Rate of change of frequency protection (led to loss of 350MW). What's the purpose of this protection at all? If frequency is changing in a downward direction, the faster it's falling, the more important it is not to disconnect supply.
High positive rate of change of frequency might be a reason to disconnect generation to prevent oscillation (effectively acting as the "D" term in a pid loop), but did this occur?
Many Important plants and transmission lines are connected by a utilities own fiber which can be used to transmit the actual state of the system instead of trying to infer it from the power waveforms. This is the best solution but obviously expensive.
Uncontrolled decentralized embedded generation is not meant to ever energize a dead line. If it has a solid state power electronics interface to inject power (a fancy inverter) it is probably operating in a mode where it follows the waveform on the grid to make sure it stays in phase. If the grid waveform is poor quality, full of harmonics due to faults, or phase shifts due to major loads or generation disappearing resulting in instantly changing power flows, the inverter can’t stay in phase. It is probably a delicate balancing act to be able to follow the grid frequency but also affect it by injecting active and reactive power. I’m not an inverter guy so this is mostly speculation from reading data sheets and manuals for grid tie small battery systems.

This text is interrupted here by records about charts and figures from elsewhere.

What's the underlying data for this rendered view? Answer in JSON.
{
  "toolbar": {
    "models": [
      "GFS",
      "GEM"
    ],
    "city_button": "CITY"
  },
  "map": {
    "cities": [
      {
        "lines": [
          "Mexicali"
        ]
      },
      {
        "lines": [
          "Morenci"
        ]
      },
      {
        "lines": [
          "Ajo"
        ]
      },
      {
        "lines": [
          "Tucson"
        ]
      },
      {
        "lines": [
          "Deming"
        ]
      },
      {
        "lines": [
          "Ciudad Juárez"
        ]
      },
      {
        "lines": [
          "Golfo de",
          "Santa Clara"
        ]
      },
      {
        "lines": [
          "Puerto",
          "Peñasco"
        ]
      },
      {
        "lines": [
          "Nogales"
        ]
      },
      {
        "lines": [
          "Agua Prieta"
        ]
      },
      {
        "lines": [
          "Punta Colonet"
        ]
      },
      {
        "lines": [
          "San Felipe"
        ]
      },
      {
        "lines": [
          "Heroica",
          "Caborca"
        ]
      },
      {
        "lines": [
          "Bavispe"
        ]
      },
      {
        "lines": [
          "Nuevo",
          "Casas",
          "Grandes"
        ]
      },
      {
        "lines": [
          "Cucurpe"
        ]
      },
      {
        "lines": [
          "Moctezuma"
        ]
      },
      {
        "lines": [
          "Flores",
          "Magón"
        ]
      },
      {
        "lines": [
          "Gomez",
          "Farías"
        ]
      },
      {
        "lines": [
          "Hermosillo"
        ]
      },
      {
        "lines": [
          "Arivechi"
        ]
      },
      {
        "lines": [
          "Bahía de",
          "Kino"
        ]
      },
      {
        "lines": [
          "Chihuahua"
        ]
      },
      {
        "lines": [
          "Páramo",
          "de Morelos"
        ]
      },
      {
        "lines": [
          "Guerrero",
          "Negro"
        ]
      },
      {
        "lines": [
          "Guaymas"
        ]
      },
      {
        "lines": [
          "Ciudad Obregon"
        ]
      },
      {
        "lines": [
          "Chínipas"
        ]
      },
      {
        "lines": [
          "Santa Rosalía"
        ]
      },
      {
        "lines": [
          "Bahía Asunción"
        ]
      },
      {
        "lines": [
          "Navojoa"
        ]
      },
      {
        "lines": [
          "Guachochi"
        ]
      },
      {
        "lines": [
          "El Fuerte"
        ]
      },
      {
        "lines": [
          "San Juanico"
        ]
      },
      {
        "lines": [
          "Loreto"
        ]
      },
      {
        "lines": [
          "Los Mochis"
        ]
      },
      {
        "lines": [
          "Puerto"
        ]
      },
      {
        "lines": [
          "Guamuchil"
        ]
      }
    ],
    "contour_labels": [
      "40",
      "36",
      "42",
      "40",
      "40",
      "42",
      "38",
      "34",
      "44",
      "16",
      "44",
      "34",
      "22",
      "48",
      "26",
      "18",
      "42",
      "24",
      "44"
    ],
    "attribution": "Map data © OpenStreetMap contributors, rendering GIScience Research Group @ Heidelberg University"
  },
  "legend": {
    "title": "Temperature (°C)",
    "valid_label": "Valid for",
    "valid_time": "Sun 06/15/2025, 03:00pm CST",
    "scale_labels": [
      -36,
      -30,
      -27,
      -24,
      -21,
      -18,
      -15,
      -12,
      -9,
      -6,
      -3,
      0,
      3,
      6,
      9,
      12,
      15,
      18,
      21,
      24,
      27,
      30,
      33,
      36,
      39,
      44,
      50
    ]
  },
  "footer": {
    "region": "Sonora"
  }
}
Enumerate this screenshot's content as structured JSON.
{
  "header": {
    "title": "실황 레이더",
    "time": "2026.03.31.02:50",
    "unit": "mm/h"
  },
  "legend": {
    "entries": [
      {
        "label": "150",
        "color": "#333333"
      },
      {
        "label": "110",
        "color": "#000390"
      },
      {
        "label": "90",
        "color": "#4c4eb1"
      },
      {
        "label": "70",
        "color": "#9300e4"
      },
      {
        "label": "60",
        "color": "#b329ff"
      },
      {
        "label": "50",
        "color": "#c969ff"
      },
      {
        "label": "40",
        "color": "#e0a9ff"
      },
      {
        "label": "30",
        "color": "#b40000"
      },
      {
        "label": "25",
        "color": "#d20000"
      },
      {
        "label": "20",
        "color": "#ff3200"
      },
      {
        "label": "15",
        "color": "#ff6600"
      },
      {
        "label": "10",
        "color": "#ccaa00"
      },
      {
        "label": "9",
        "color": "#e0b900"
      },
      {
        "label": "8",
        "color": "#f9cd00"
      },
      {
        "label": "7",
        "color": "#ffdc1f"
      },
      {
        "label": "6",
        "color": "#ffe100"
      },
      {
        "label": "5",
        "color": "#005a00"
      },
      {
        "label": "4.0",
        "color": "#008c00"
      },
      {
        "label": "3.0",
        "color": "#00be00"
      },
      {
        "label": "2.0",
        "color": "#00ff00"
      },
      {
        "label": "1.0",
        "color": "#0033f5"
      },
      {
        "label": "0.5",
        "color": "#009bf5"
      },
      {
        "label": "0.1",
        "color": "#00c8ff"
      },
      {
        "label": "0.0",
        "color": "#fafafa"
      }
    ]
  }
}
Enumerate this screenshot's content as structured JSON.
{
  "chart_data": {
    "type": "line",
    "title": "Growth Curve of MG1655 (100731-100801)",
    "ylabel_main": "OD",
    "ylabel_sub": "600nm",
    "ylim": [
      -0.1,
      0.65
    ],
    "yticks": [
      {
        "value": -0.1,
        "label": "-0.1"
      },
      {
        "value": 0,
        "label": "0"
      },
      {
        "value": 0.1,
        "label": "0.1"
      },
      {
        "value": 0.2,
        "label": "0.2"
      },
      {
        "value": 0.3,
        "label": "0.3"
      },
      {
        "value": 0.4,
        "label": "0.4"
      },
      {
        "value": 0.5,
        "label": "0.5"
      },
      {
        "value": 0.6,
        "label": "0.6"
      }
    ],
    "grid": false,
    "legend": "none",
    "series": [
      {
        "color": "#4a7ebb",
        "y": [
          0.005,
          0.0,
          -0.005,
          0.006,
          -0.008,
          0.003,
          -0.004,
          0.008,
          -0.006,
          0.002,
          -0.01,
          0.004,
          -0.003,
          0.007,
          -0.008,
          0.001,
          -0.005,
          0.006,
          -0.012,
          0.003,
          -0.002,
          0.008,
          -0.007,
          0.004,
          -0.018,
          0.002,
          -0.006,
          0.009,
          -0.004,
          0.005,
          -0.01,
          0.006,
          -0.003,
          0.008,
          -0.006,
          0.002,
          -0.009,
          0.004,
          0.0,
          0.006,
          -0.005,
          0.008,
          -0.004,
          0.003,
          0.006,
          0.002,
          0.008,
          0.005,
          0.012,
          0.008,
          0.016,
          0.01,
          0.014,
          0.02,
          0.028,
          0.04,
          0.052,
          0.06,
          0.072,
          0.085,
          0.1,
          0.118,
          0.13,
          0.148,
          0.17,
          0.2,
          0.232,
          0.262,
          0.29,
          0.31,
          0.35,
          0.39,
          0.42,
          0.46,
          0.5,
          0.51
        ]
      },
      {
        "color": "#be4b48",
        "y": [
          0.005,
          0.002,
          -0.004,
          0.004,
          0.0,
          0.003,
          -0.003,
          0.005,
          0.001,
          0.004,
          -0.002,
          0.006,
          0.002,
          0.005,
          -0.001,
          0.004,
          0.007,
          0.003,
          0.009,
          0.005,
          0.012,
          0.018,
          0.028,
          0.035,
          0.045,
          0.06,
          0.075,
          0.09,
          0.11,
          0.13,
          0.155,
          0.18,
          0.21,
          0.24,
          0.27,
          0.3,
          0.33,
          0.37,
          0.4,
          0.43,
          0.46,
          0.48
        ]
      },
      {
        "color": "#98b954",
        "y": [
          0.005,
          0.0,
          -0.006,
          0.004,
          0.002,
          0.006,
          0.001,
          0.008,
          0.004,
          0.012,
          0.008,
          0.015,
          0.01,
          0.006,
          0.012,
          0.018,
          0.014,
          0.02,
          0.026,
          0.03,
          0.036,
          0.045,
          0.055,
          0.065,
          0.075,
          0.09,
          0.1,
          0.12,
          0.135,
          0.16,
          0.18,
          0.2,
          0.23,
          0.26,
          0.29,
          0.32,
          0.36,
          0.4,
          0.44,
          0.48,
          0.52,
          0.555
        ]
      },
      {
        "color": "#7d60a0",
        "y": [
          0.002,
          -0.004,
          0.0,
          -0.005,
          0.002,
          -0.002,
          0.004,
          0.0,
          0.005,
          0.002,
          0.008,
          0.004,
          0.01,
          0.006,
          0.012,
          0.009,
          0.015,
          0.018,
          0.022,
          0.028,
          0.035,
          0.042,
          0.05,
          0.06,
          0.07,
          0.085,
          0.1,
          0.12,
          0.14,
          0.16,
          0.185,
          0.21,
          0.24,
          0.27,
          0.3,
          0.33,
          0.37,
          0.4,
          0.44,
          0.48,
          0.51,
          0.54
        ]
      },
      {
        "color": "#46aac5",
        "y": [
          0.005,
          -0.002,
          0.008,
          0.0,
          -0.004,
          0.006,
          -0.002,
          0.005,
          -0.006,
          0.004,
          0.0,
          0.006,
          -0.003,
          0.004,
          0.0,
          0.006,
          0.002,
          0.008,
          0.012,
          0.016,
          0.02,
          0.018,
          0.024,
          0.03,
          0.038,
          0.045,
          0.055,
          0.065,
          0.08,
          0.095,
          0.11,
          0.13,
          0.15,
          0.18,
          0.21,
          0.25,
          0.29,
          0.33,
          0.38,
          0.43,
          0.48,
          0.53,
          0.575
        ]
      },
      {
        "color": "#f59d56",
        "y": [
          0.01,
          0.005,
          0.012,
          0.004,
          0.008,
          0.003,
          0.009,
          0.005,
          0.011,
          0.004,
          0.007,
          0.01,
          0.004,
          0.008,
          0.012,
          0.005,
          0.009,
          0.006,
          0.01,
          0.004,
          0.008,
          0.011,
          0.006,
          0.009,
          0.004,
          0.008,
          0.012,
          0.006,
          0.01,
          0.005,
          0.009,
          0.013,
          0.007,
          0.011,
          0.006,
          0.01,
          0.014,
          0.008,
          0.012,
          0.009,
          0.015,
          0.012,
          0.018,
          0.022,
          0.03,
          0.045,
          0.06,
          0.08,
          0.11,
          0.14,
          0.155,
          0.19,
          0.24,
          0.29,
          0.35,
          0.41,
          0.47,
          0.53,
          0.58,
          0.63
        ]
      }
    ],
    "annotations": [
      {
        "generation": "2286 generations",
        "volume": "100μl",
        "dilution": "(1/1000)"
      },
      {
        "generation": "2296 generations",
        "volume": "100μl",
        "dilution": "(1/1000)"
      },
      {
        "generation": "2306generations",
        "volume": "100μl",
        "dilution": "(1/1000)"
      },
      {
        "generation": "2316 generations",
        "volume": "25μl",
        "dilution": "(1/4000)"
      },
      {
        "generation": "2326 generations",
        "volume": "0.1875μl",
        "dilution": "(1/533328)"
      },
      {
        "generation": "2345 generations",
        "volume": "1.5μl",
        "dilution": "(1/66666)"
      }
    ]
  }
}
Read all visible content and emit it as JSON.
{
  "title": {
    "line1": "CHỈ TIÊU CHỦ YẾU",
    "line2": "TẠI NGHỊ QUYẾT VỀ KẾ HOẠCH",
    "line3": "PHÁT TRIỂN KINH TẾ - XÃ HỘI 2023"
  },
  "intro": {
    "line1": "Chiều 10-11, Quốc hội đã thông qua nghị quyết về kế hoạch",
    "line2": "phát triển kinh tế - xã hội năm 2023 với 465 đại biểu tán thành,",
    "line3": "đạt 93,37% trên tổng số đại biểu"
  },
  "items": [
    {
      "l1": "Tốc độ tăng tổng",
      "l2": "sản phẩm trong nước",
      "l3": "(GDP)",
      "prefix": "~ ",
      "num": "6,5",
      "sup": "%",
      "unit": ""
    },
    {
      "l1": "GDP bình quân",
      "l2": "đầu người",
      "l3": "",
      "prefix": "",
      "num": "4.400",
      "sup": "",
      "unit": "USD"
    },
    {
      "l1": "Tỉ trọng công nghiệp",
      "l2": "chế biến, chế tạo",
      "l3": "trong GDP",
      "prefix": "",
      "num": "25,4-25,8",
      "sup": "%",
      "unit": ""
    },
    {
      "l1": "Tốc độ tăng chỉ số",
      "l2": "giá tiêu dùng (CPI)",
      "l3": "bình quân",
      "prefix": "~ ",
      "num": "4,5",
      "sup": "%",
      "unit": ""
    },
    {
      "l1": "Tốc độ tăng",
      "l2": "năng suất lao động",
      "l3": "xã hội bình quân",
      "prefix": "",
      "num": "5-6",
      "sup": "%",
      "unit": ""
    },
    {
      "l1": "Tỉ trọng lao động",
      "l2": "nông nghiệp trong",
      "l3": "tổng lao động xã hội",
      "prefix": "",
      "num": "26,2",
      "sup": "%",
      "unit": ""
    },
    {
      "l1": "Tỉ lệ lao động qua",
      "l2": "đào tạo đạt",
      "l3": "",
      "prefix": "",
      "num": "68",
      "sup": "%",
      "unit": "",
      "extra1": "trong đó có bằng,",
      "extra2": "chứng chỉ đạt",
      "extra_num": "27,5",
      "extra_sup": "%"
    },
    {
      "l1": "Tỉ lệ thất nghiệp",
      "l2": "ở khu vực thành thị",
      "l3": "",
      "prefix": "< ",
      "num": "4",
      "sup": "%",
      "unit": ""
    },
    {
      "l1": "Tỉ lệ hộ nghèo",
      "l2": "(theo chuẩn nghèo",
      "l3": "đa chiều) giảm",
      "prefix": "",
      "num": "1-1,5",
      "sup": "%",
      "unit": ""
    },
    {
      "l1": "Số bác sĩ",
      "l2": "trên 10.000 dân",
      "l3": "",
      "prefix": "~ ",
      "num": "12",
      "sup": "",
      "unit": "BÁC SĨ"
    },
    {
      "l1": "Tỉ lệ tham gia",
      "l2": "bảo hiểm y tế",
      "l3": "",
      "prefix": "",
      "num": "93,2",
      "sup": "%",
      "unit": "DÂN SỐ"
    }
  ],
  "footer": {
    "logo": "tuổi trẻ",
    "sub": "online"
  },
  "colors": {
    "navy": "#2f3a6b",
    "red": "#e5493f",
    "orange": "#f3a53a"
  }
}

Not sure about rocof tripping generation on falling frequency. There are situations in which injecting power in to an island can result in overvoltages that would damage all of the equipment on the island, so it is better to avoid it if it looks like an island might be forming. Just a guess based on experience with an embedded steam turbine.
There could have been a very short increase in frequency for the 80ms or 4-5 cycles when the single phase to ground fault occurred as faults cause machines to accelerate since it is the same as removing the load and replacing with a short circuit. Otherwise the only increase in frequency was when it started to recover by the system operator calling for more generation.
"not be expected to trip off or de-load in response to a lightning strike. This therefore appears to represent an extremely rare and unexpected event."
Looking at the timeline, both of those events are logged within 1 second of the strike. To me, with even a little bit of experience with systems having complex interacting components, it seems vastly more likely that there is some unknown interaction rather than pure chance. I would imagine the prior probability of either of those two going offline is very low, so the probability of both independently going offline within one second of a potential causal event seems vanishingly small.
On the other hand, by releasing publicly the internal findings of the involved power companies can be scrutinized by academics, independent engineers and members of the public.